US to donate another 500 million COVID vaccine doses, totalling over 1 billion

By Pakistan Forward and AFP

US President Joe Biden delivers remarks on the COVID-19 response and the vaccination programme in Washington August 23. On September 22, the United States pledged to donate an extra 500 million doses of the vaccine to countries struggling to overcome the pandemic. [Jim Watson/AFP]

US President Joe Biden delivers remarks on the COVID-19 response and the vaccination programme in Washington August 23. On September 22, the United States pledged to donate an extra 500 million doses of the vaccine to countries struggling to overcome the pandemic. [Jim Watson/AFP]
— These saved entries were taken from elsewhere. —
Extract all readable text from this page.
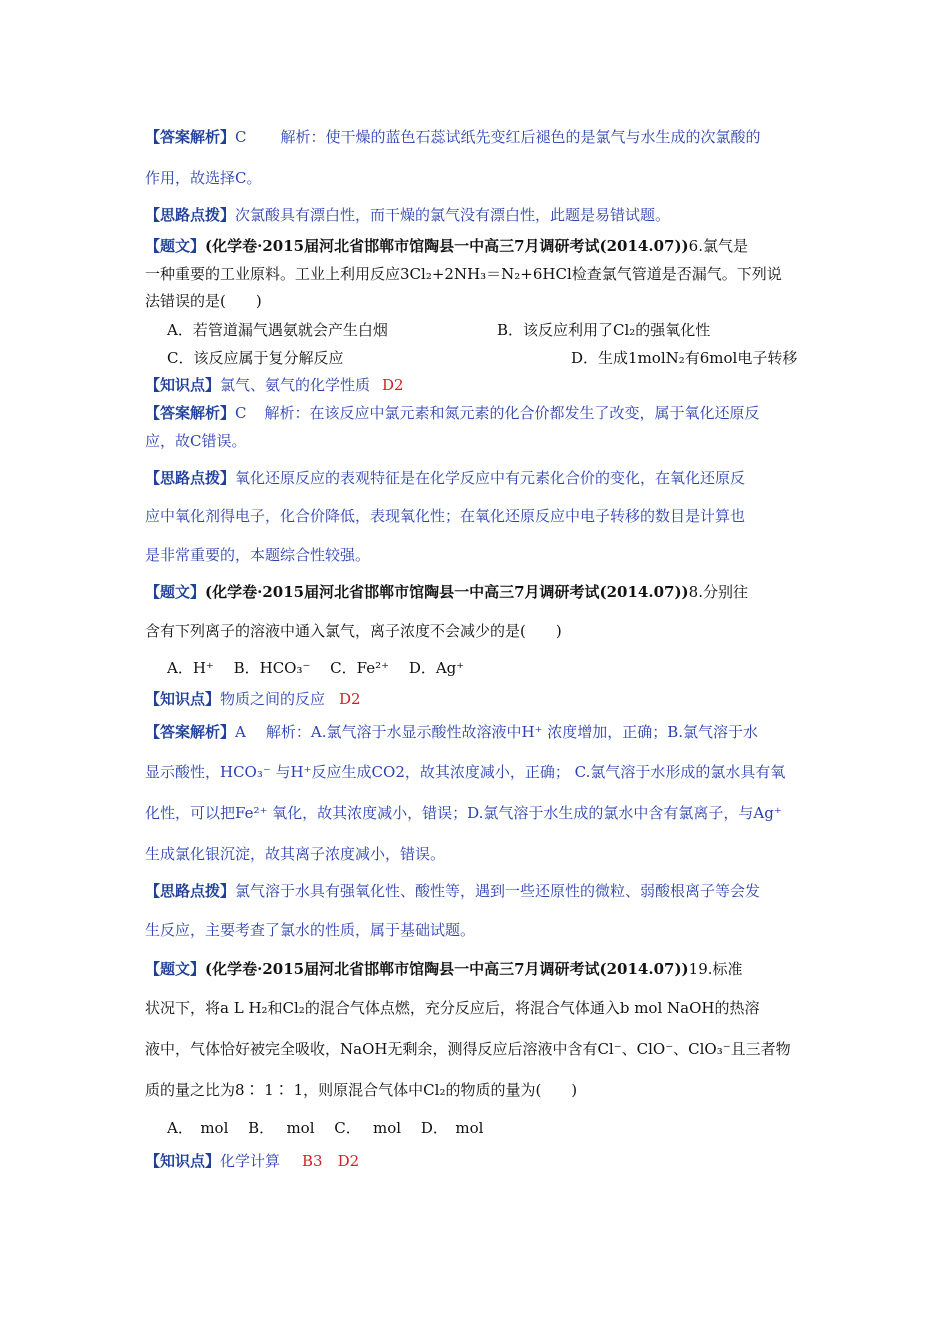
【答案解析】C 解析：使干燥的蓝色石蕊试纸先变红后褪色的是氯气与水生成的次氯酸的
作用，故选择C。
【思路点拨】次氯酸具有漂白性，而干燥的氯气没有漂白性，此题是易错试题。
【题文】(化学卷·2015届河北省邯郸市馆陶县一中高三7月调研考试(2014.07))6.氯气是
一种重要的工业原料。工业上利用反应3Cl₂+2NH₃＝N₂+6HCl检查氯气管道是否漏气。下列说
法错误的是(　　)
A．若管道漏气遇氨就会产生白烟	B．该反应利用了Cl₂的强氧化性
C．该反应属于复分解反应	D．生成1molN₂有6mol电子转移
【知识点】氯气、氨气的化学性质 D2
【答案解析】C 解析：在该反应中氯元素和氮元素的化合价都发生了改变，属于氧化还原反
应，故C错误。
【思路点拨】氧化还原反应的表观特征是在化学反应中有元素化合价的变化，在氧化还原反
应中氧化剂得电子，化合价降低，表现氧化性；在氧化还原反应中电子转移的数目是计算也
是非常重要的，本题综合性较强。
【题文】(化学卷·2015届河北省邯郸市馆陶县一中高三7月调研考试(2014.07))8.分别往
含有下列离子的溶液中通入氯气，离子浓度不会减少的是(　　)
A．H⁺　 B．HCO₃⁻　 C．Fe²⁺　 D．Ag⁺
【知识点】物质之间的反应 D2
【答案解析】A 解析：A.氯气溶于水显示酸性故溶液中H⁺ 浓度增加，正确；B.氯气溶于水
显示酸性，HCO₃⁻ 与H⁺反应生成CO2，故其浓度减小，正确； C.氯气溶于水形成的氯水具有氧
化性，可以把Fe²⁺ 氧化，故其浓度减小，错误；D.氯气溶于水生成的氯水中含有氯离子，与Ag⁺
生成氯化银沉淀，故其离子浓度减小，错误。
【思路点拨】氯气溶于水具有强氧化性、酸性等，遇到一些还原性的微粒、弱酸根离子等会发
生反应，主要考查了氯水的性质，属于基础试题。
【题文】(化学卷·2015届河北省邯郸市馆陶县一中高三7月调研考试(2014.07))19.标准
状况下，将a L H₂和Cl₂的混合气体点燃，充分反应后，将混合气体通入b mol NaOH的热溶
液中，气体恰好被完全吸收，NaOH无剩余，测得反应后溶液中含有Cl⁻、ClO⁻、ClO₃⁻且三者物
质的量之比为8∶ 1∶ 1，则原混合气体中Cl₂的物质的量为(　　)
A．　mol　 B．　 mol　 C．　 mol　 D．　mol
【知识点】化学计算 B3　D2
WASHINGTON -- US President Joe Biden addressed a COVID-19 summit of world leaders Wednesday (September 22) with a promise to donate a "historic" extra 500 million vaccine doses to countries struggling to overcome the pandemic.

"This is an all-hands-on-deck crisis," Biden said. "America will become the arsenal for vaccines as we were the arsenal for democracy in World War II."

The pledge from Biden at the summit, held virtually from the White House, brings the total US commitment of donated vaccine doses to 1.1 billion -- more than the rest of the world combined.

"We've already shipped 160 million of these doses to 100 countries," Biden said. "For every one shot we've administered to date in America, we've now committed to do three shots to the rest of the world."

The new tranche of half a billion vaccines will be from Pfizer and will go to low-income and middle-income countries.

Biden is also challenging world leaders to vaccinate 70% of every country by September 2022, the White House said in a statement.

"We need other high income countries to deliver on their own ambitions," he said in his opening remarks. "We're not going to solve this crisis with half measures."

Biden stressed that the surge of vaccines must only be donated, with no "political" strings attached -- a veiled dig at China in particular.

China kicked off its vaccine diplomacy campaign last year, with President Xi Jinping pledging to provide a shot that could be easily stored and transported to millions of recipients around the world, particularly to poor countries.

He called it a "global public good", a phrase repeated by other party leaders.

But many countries are sceptical of China's apparent goodwill and see it as no more than Beijing's attempt to ultimately have a claim on their territory and natural resources.

Some 4.7 million people worldwide have died since the outbreak began in China in December 2019, according to an AFP tally from official sources.